Zachód popełnia błędy, które wykorzystuje prezydent Rosji – piszą dwie największe niemeckie gazety. Assad może zostać usunięty, jeśli przestanie być potrzebny – dodaje jedna z nich.

„Suedeutsche Zeitung” i „Frankfurter Allgemeine Zeitung”, krytykują prezydenta Rosji Władimira Putina za jego interwencję w Syrii. Zdaniem „SZ”, Putin odnosi sukcesy. „Były agent jest realistą - nie dąży do pokoju jako takiego, lecz do pokoju służącego Rosji - pisze komentator dziennika.- Chaos na Bliskim Wschodzie, za który odpowiadają po części USA i Europejczycy, pozwala mu na przeprowadzanie jego własnych manewrów”. Baszar al-Assad może zostać zlikwidowany przez GRU, gdy stanie się niepotrzebny – podkreśla niemecki publicysta. Przypomina, że po wkroczeniu w 1979 r. ZSRS do Afganistanu pierwszą ofiarą stał się szef państwa uduszony we własnym łóżku.

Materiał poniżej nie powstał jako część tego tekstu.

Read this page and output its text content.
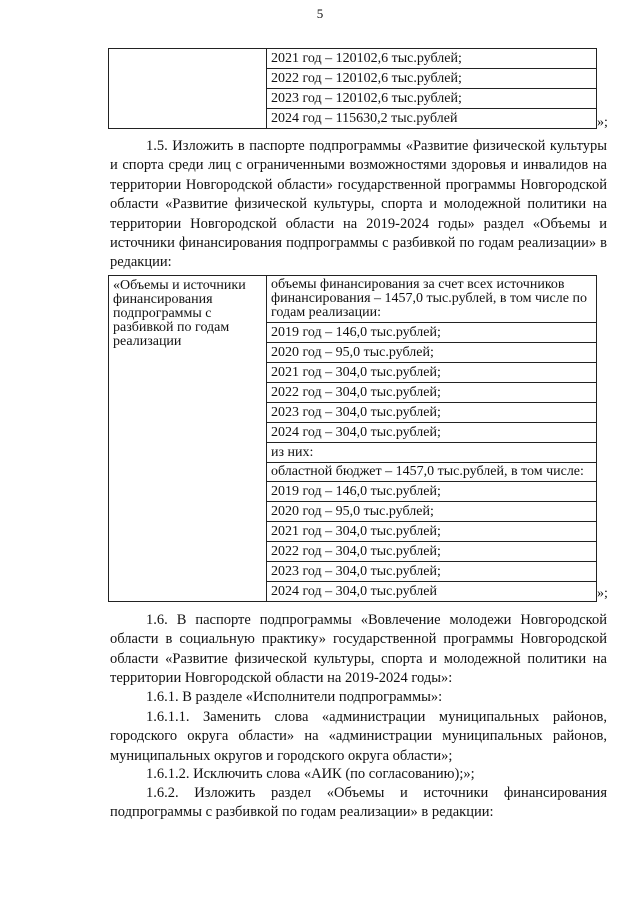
5

2021 год – 120102,6 тыс.рублей;
2022 год – 120102,6 тыс.рублей;
2023 год – 120102,6 тыс.рублей;
2024 год – 115630,2 тыс.рублей	»;
1.5. Изложить в паспорте подпрограммы «Развитие физической культуры и спорта среди лиц с ограниченными возможностями здоровья и инвалидов на территории Новгородской области» государственной программы Новгородской области «Развитие физической культуры, спорта и молодежной политики на территории Новгородской области на 2019-2024 годы» раздел «Объемы и источники финансирования подпрограммы с разбивкой по годам реализации» в редакции:
«Объемы и источники финансирования подпрограммы с разбивкой по годам реализации	
объемы финансирования за счет всех источников финансирования – 1457,0 тыс.рублей, в том числе по годам реализации:
2019 год – 146,0 тыс.рублей;
2020 год – 95,0 тыс.рублей;
2021 год – 304,0 тыс.рублей;
2022 год – 304,0 тыс.рублей;
2023 год – 304,0 тыс.рублей;
2024 год – 304,0 тыс.рублей;
из них:
областной бюджет – 1457,0 тыс.рублей, в том числе:
2019 год – 146,0 тыс.рублей;
2020 год – 95,0 тыс.рублей;
2021 год – 304,0 тыс.рублей;
2022 год – 304,0 тыс.рублей;
2023 год – 304,0 тыс.рублей;
2024 год – 304,0 тыс.рублей	»;
1.6. В паспорте подпрограммы «Вовлечение молодежи Новгородской области в социальную практику» государственной программы Новгородской области «Развитие физической культуры, спорта и молодежной политики на территории Новгородской области на 2019-2024 годы»:
1.6.1. В разделе «Исполнители подпрограммы»:
1.6.1.1. Заменить слова «администрации муниципальных районов, городского округа области» на «администрации муниципальных районов, муниципальных округов и городского округа области»;
1.6.1.2. Исключить слова «АИК (по согласованию);»;
1.6.2. Изложить раздел «Объемы и источники финансирования подпрограммы с разбивкой по годам реализации» в редакции:
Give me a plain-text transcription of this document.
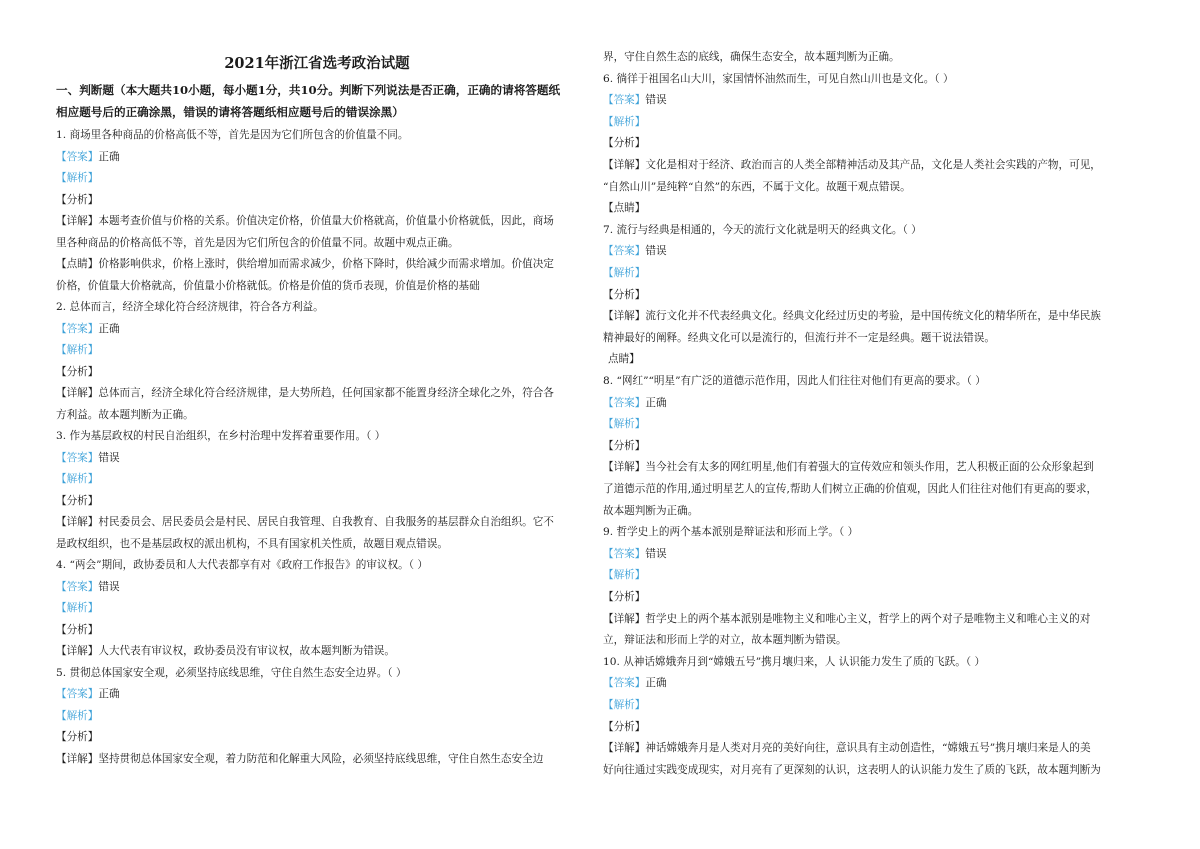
2021年浙江省选考政治试题
一、判断题（本大题共10小题，每小题1分，共10分。判断下列说法是否正确，正确的请将答题纸
相应题号后的正确涂黑，错误的请将答题纸相应题号后的错误涂黑）
1. 商场里各种商品的价格高低不等，首先是因为它们所包含的价值量不同。
【答案】正确
【解析】
【分析】
【详解】本题考查价值与价格的关系。价值决定价格，价值量大价格就高，价值量小价格就低，因此，商场
里各种商品的价格高低不等，首先是因为它们所包含的价值量不同。故题中观点正确。
【点睛】价格影响供求，价格上涨时，供给增加而需求减少，价格下降时，供给减少而需求增加。价值决定
价格，价值量大价格就高，价值量小价格就低。价格是价值的货币表现，价值是价格的基础
2. 总体而言，经济全球化符合经济规律，符合各方利益。
【答案】正确
【解析】
【分析】
【详解】总体而言，经济全球化符合经济规律，是大势所趋，任何国家都不能置身经济全球化之外，符合各
方利益。故本题判断为正确。
3. 作为基层政权的村民自治组织，在乡村治理中发挥着重要作用。（ ）
【答案】错误
【解析】
【分析】
【详解】村民委员会、居民委员会是村民、居民自我管理、自我教育、自我服务的基层群众自治组织。它不
是政权组织，也不是基层政权的派出机构，不具有国家机关性质，故题目观点错误。
4. “两会”期间，政协委员和人大代表都享有对《政府工作报告》的审议权。（ ）
【答案】错误
【解析】
【分析】
【详解】人大代表有审议权，政协委员没有审议权，故本题判断为错误。
5. 贯彻总体国家安全观，必须坚持底线思维，守住自然生态安全边界。（ ）
【答案】正确
【解析】
【分析】
【详解】坚持贯彻总体国家安全观，着力防范和化解重大风险，必须坚持底线思维，守住自然生态安全边
界，守住自然生态的底线，确保生态安全，故本题判断为正确。
6. 徜徉于祖国名山大川，家国情怀油然而生，可见自然山川也是文化。（ ）
【答案】错误
【解析】
【分析】
【详解】文化是相对于经济、政治而言的人类全部精神活动及其产品，文化是人类社会实践的产物，可见，
“自然山川”是纯粹“自然”的东西，不属于文化。故题干观点错误。
【点睛】
7. 流行与经典是相通的，今天的流行文化就是明天的经典文化。（ ）
【答案】错误
【解析】
【分析】
【详解】流行文化并不代表经典文化。经典文化经过历史的考验，是中国传统文化的精华所在，是中华民族
精神最好的阐释。经典文化可以是流行的，但流行并不一定是经典。题干说法错误。
点睛】
8. “网红”“明星”有广泛的道德示范作用，因此人们往往对他们有更高的要求。（ ）
【答案】正确
【解析】
【分析】
【详解】当今社会有太多的网红明星,他们有着强大的宣传效应和领头作用，艺人积极正面的公众形象起到
了道德示范的作用,通过明星艺人的宣传,帮助人们树立正确的价值观，因此人们往往对他们有更高的要求，
故本题判断为正确。
9. 哲学史上的两个基本派别是辩证法和形而上学。（ ）
【答案】错误
【解析】
【分析】
【详解】哲学史上的两个基本派别是唯物主义和唯心主义，哲学上的两个对子是唯物主义和唯心主义的对
立，辩证法和形而上学的对立，故本题判断为错误。
10. 从神话嫦娥奔月到“嫦娥五号”携月壤归来，人 认识能力发生了质的飞跃。（ ）
【答案】正确
【解析】
【分析】
【详解】神话嫦娥奔月是人类对月亮的美好向往，意识具有主动创造性，“嫦娥五号”携月壤归来是人的美
好向往通过实践变成现实，对月亮有了更深刻的认识，这表明人的认识能力发生了质的飞跃，故本题判断为
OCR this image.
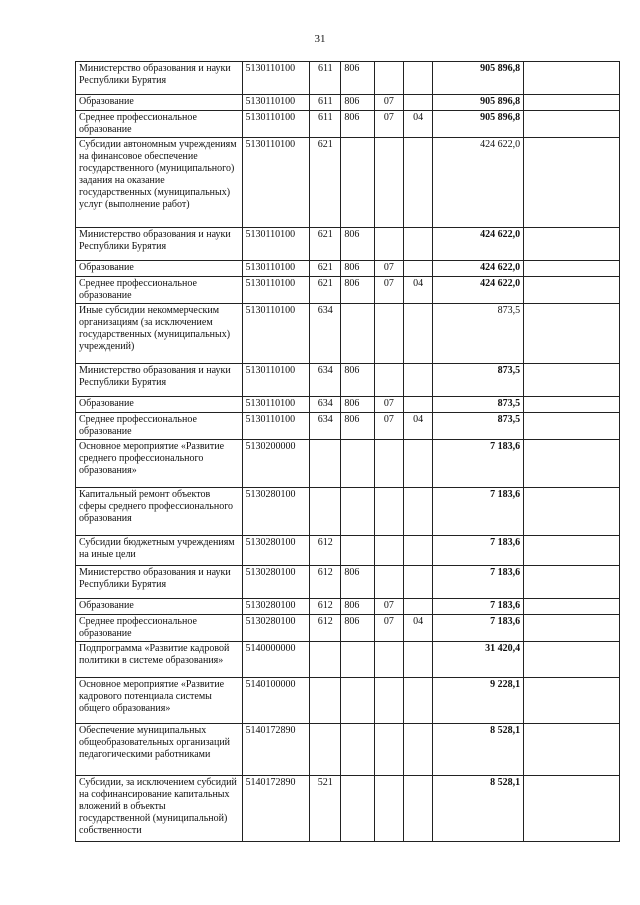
31
Министерство образования и науки Республики Бурятия	5130110100	611	806			905 896,8	
Образование	5130110100	611	806	07		905 896,8	
Среднее профессиональное образование	5130110100	611	806	07	04	905 896,8	
Субсидии автономным учреждениям на финансовое обеспечение государственного (муниципального) задания на оказание государственных (муниципальных) услуг (выполнение работ)	5130110100	621				424 622,0	
Министерство образования и науки Республики Бурятия	5130110100	621	806			424 622,0	
Образование	5130110100	621	806	07		424 622,0	
Среднее профессиональное образование	5130110100	621	806	07	04	424 622,0	
Иные субсидии некоммерческим организациям (за исключением государственных (муниципальных) учреждений)	5130110100	634				873,5	
Министерство образования и науки Республики Бурятия	5130110100	634	806			873,5	
Образование	5130110100	634	806	07		873,5	
Среднее профессиональное образование	5130110100	634	806	07	04	873,5	
Основное мероприятие «Развитие среднего профессионального образования»	5130200000					7 183,6	
Капитальный ремонт объектов сферы среднего профессионального образования	5130280100					7 183,6	
Субсидии бюджетным учреждениям на иные цели	5130280100	612				7 183,6	
Министерство образования и науки Республики Бурятия	5130280100	612	806			7 183,6	
Образование	5130280100	612	806	07		7 183,6	
Среднее профессиональное образование	5130280100	612	806	07	04	7 183,6	
Подпрограмма «Развитие кадровой политики в системе образования»	5140000000					31 420,4	
Основное мероприятие «Развитие кадрового потенциала системы общего образования»	5140100000					9 228,1	
Обеспечение муниципальных общеобразовательных организаций педагогическими работниками	5140172890					8 528,1	
Субсидии, за исключением субсидий на софинансирование капитальных вложений в объекты государственной (муниципальной) собственности	5140172890	521				8 528,1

Po raz pierwszy od czasów „tragicznej interwencji” Związku Radzieckiego w Afganistanie Moskwa wtargnęła wykorzystując środki wojskowe na obszar, który nie można nazwać „postsowieckim” - pisze z kolei „FAZ”. Gazeta zauważa, że Putin umacnia strategiczną oś sięgającą od Teheranu, poprzez Bagdad i Damaszek do Libanu. Assad jest ważnym filarem tego sojuszu. Tymczasem Zachód nie przejawia woli walki z Państwem Islamskim – naloty są rzadkie i nie wystarczą, by pokonać wroga.